Stuhr - Von Sandra Bischoff. An 70 der insgesamt 170 Haltestellen im Gemeindegebiet besteht Handlungsbedarf. Das haben der Zweckverband Verkehrsverbund Bremen/Niedersachsen (ZVBN) und der Verkehrsverbund Bremen/Niedersachsen (VBN) festgestellt. Dennoch bescheinigt der ZVBN der Kommune einen guten Standard.
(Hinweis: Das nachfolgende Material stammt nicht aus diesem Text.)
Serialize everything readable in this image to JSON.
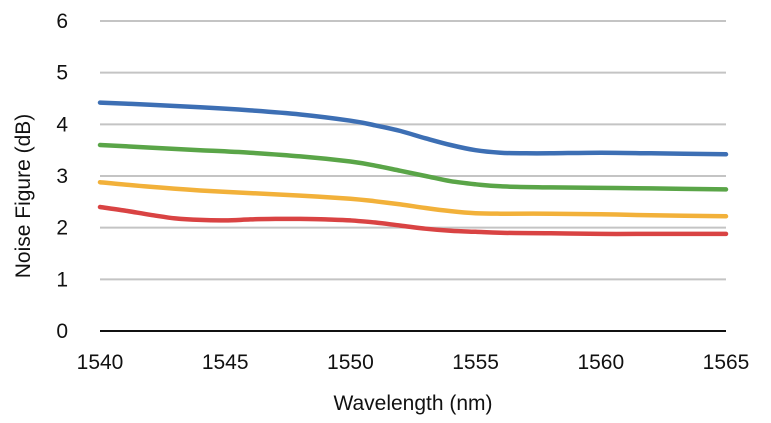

„Eine Haltestelle ist die Eintrittskarten zum Öffentlichen Personennahverkehr (ÖPNV)“, sagt Hartmut Martens, Fachbereichsleiter Bürgerservice, Verkehr und Feuerwehr. „Man kann einen super Bus mit einer tollen Streckenführung auf den Weg bringen, wenn die Haltestelle nicht stimmt, dann fehlt etwas in dem Puzzle.“

Bereits 2014 hatte die Gemeinde laut Heide Hettler vom Fachdienst Verkehr und Feuerwehr eine hausinterne Begehung der Haltestellen vorgenommen, im August 2015 war der ZVBN mit von der Partie. Grund dafür ist laut Hettler eine Änderung im Personenbeförderungsgesetz, das bis Januar 2022 von einer vollständig umgesetzten Barrierefreiheit im ÖPNV ausgeht.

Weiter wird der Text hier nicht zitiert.